Оливия наблюдает, как мама открывает старый шкафчик, достает кружку. Все давно требует ремонта и замены более современным, но ее мать никогда не придавала значения таким вещам. «Непритязательная», «умелая», «крепко стоящая на земле» – обычно так отзывались о ней окружающие. Оливия смотрит на ее прямую гордую спину, хвостик волос, прыгающий из стороны в сторону, стеганую жилетку и чувствует комок в горле. Ей хочется запомнить этот момент, потому что после разговора, она понимает это, все будет по-другому.
Говорят, незнание – счастье. Так и есть.
Мать протягивает ей кофе и садится за стол. Перед ней стоит ее чашка, с уже остывшим кофе, как будто она уже очень давно сидит здесь и ждет Оливию.
– Давай, рассказывай. – Оливия старается держать себя в руках. Сейчас она услышит, что ее отец – чудовище, насильник, психопат…

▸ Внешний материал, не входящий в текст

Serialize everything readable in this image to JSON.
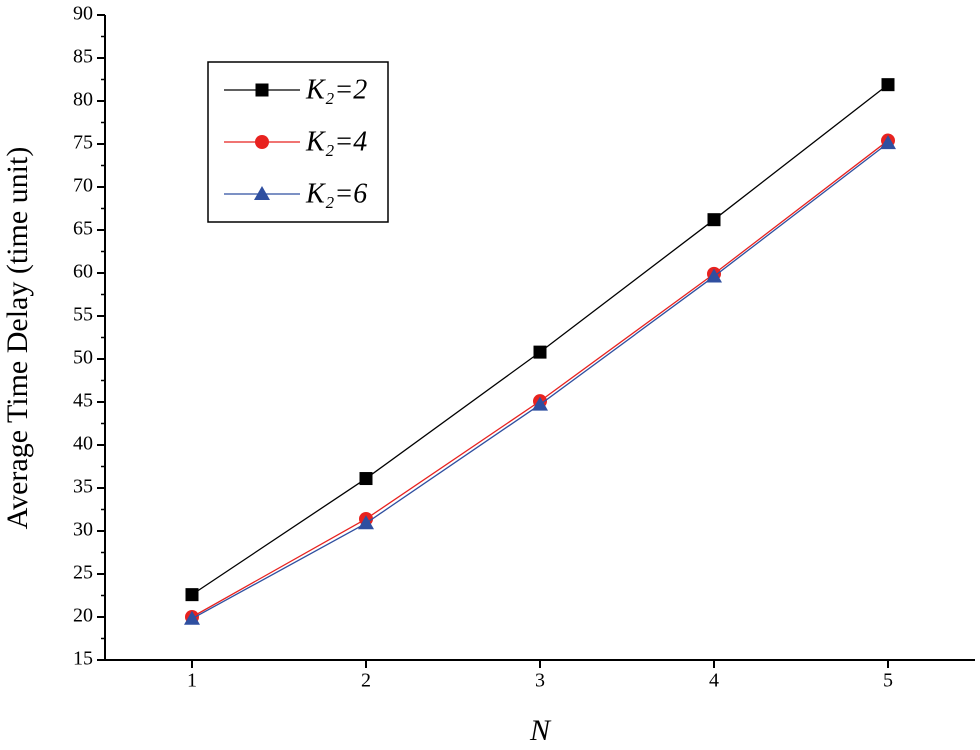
{
  "chart_data": {
    "type": "line",
    "x_label": "N",
    "y_label": "Average Time Delay (time unit)",
    "x": [
      1,
      2,
      3,
      4,
      5
    ],
    "xlim": [
      0.5,
      5.5
    ],
    "xticks": [
      1,
      2,
      3,
      4,
      5
    ],
    "ylim": [
      15,
      90
    ],
    "yticks": [
      15,
      20,
      25,
      30,
      35,
      40,
      45,
      50,
      55,
      60,
      65,
      70,
      75,
      80,
      85,
      90
    ],
    "legend": "upper left",
    "series": [
      {
        "name": "K₂=2",
        "color": "#000000",
        "marker": "square",
        "values": [
          22.6,
          36.1,
          50.8,
          66.2,
          81.9
        ]
      },
      {
        "name": "K₂=4",
        "color": "#e8221f",
        "marker": "circle",
        "values": [
          20.0,
          31.4,
          45.1,
          59.9,
          75.4
        ]
      },
      {
        "name": "K₂=6",
        "color": "#2f4fa0",
        "marker": "triangle",
        "values": [
          19.8,
          30.9,
          44.7,
          59.6,
          75.1
        ]
      }
    ]
  }
}
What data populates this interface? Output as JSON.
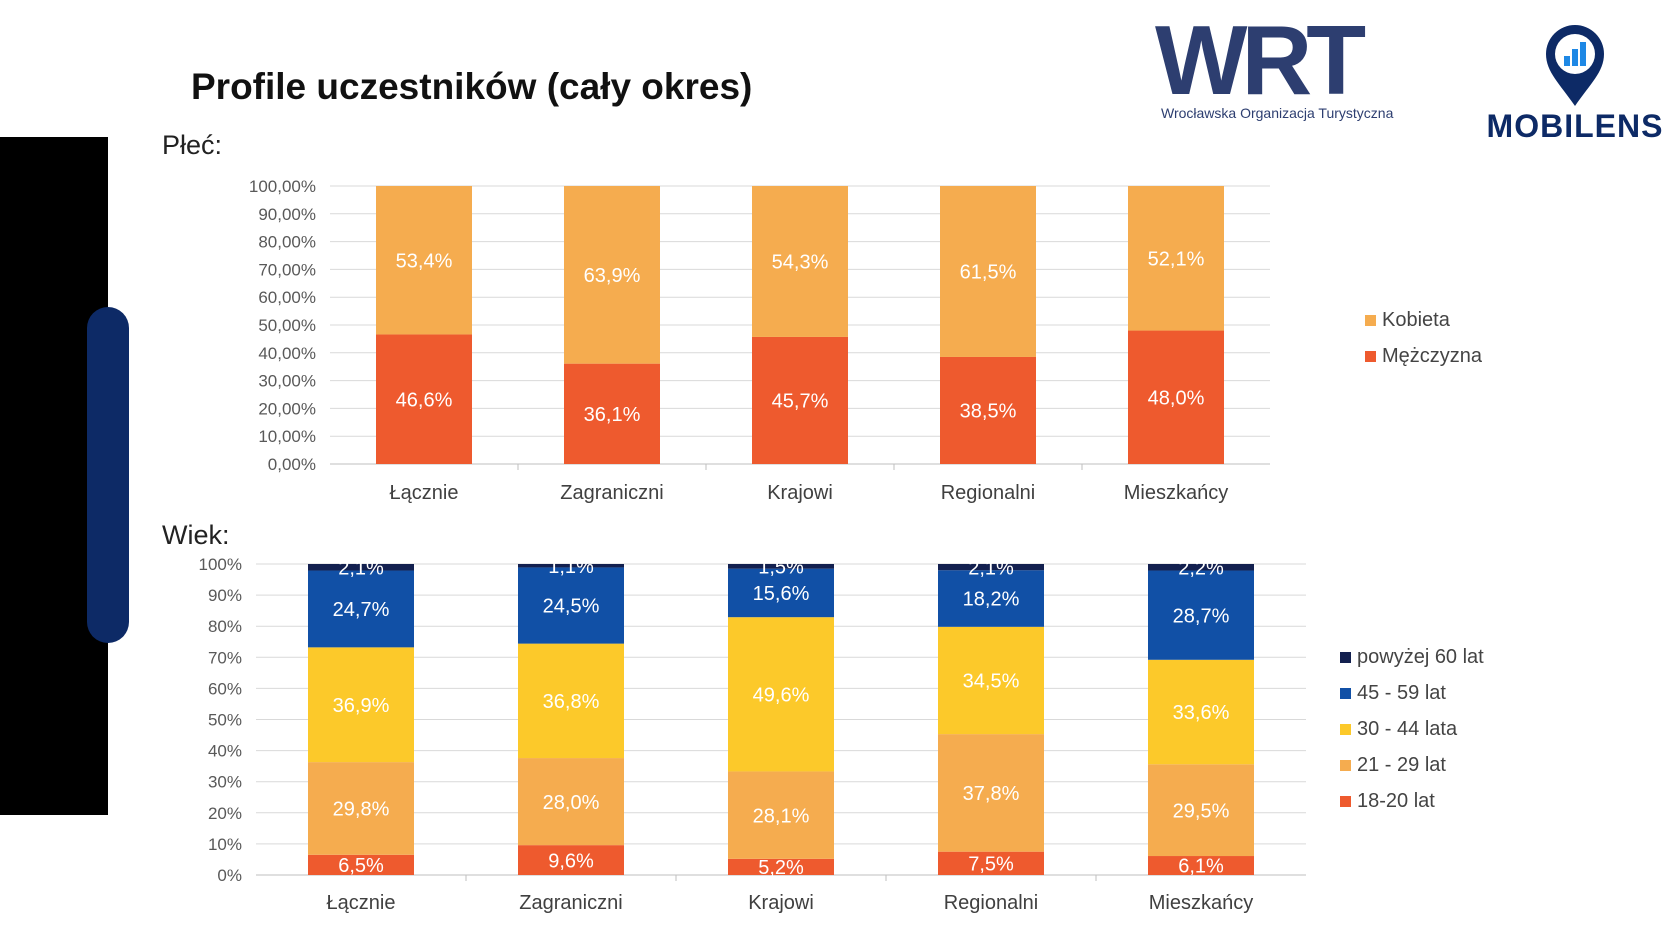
{
  "title": "Profile uczestników (cały okres)",
  "logos": {
    "wrt_letters": "WRT",
    "wrt_subtitle": "Wrocławska Organizacja Turystyczna",
    "mobilens": "MOBILENS"
  },
  "colors": {
    "mezczyzna": "#ee5a2e",
    "kobieta": "#f5ac4f",
    "age_18_20": "#ee5a2e",
    "age_21_29": "#f5ac4f",
    "age_30_44": "#fcc92a",
    "age_45_59": "#1150a6",
    "age_60_plus": "#13204f",
    "wrt_navy": "#2d3e70",
    "mobilens_blue": "#0d2a66"
  },
  "chart_data": [
    {
      "id": "plec",
      "section_label": "Płeć:",
      "type": "bar",
      "stacked": true,
      "categories": [
        "Łącznie",
        "Zagraniczni",
        "Krajowi",
        "Regionalni",
        "Mieszkańcy"
      ],
      "series": [
        {
          "name": "Mężczyzna",
          "values": [
            46.6,
            36.1,
            45.7,
            38.5,
            48.0
          ],
          "labels": [
            "46,6%",
            "36,1%",
            "45,7%",
            "38,5%",
            "48,0%"
          ],
          "color": "#ee5a2e"
        },
        {
          "name": "Kobieta",
          "values": [
            53.4,
            63.9,
            54.3,
            61.5,
            52.1
          ],
          "labels": [
            "53,4%",
            "63,9%",
            "54,3%",
            "61,5%",
            "52,1%"
          ],
          "color": "#f5ac4f"
        }
      ],
      "ylim": [
        0,
        100
      ],
      "yticks": [
        "0,00%",
        "10,00%",
        "20,00%",
        "30,00%",
        "40,00%",
        "50,00%",
        "60,00%",
        "70,00%",
        "80,00%",
        "90,00%",
        "100,00%"
      ],
      "legend": [
        "Kobieta",
        "Mężczyzna"
      ],
      "legend_position": "right",
      "grid": true
    },
    {
      "id": "wiek",
      "section_label": "Wiek:",
      "type": "bar",
      "stacked": true,
      "categories": [
        "Łącznie",
        "Zagraniczni",
        "Krajowi",
        "Regionalni",
        "Mieszkańcy"
      ],
      "series": [
        {
          "name": "18-20 lat",
          "values": [
            6.5,
            9.6,
            5.2,
            7.5,
            6.1
          ],
          "labels": [
            "6,5%",
            "9,6%",
            "5,2%",
            "7,5%",
            "6,1%"
          ],
          "color": "#ee5a2e"
        },
        {
          "name": "21 - 29 lat",
          "values": [
            29.8,
            28.0,
            28.1,
            37.8,
            29.5
          ],
          "labels": [
            "29,8%",
            "28,0%",
            "28,1%",
            "37,8%",
            "29,5%"
          ],
          "color": "#f5ac4f"
        },
        {
          "name": "30 - 44 lata",
          "values": [
            36.9,
            36.8,
            49.6,
            34.5,
            33.6
          ],
          "labels": [
            "36,9%",
            "36,8%",
            "49,6%",
            "34,5%",
            "33,6%"
          ],
          "color": "#fcc92a"
        },
        {
          "name": "45 - 59 lat",
          "values": [
            24.7,
            24.5,
            15.6,
            18.2,
            28.7
          ],
          "labels": [
            "24,7%",
            "24,5%",
            "15,6%",
            "18,2%",
            "28,7%"
          ],
          "color": "#1150a6"
        },
        {
          "name": "powyżej  60 lat",
          "values": [
            2.1,
            1.1,
            1.5,
            2.1,
            2.2
          ],
          "labels": [
            "2,1%",
            "1,1%",
            "1,5%",
            "2,1%",
            "2,2%"
          ],
          "color": "#13204f"
        }
      ],
      "ylim": [
        0,
        100
      ],
      "yticks": [
        "0%",
        "10%",
        "20%",
        "30%",
        "40%",
        "50%",
        "60%",
        "70%",
        "80%",
        "90%",
        "100%"
      ],
      "legend": [
        "powyżej  60 lat",
        "45 - 59 lat",
        "30 - 44 lata",
        "21 - 29 lat",
        "18-20 lat"
      ],
      "legend_position": "right",
      "grid": true
    }
  ]
}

– Думаю, что твой отец, возможно, сейчас в городе. – Оливия так поражена, что опрокидывает кружку. – Его видели.
– Что? Кто его видел?
– Это неважно. Прости, я никогда тебе про него не рассказывала. Я правда любила твоего отца. Когда-то я думала, что очень люблю его. Но… кое-что случилось, и… мы расстались. Потом я обнаружила, что беременна тобой. – По ее лицу пробегает тень. Оливия понимает, что мама вспоминает ту старую боль.
– Почему ты решила рассказать об этом сейчас?
– Потому что я думаю, что он хочет познакомиться с тобой. Мне сказали, что он тут, в Стаффербери, а зачем еще ему сюда ехать? Только чтобы увидеть тебя. – Оливия никогда не видела маму в таком отчаянии.
– Зачем ему меня видеть, если он столько лет даже не вспоминал обо мне? Если он оставил тебя в положении? – Голова раскалывается. Все это слишком…
– Ну, это было так давно… – Мать убирает с глаз челку, и Оливия видит, что рука ее дрожит.
Она ерзает на стуле.
– Где он был?
– В этом все и дело… Поэтому я тебе и не рассказывала. Он сидел в тюрьме. Довольно долго.
– За что?
– За убийство.
41
Дженна
Когда я останавливаюсь около своего домика, моя голова все еще занята разговором с мадам Тоуви. Выхожу из машины немного рассеянная и вздрагиваю, увидев около своей входной двери фигуру. Сердце уходит в пятки, но сразу же успокаивается. Это Самуэль. Из «Фоксглоува».
Он дует на руки и притоптывает ногами. На земле в некоторых местах лед.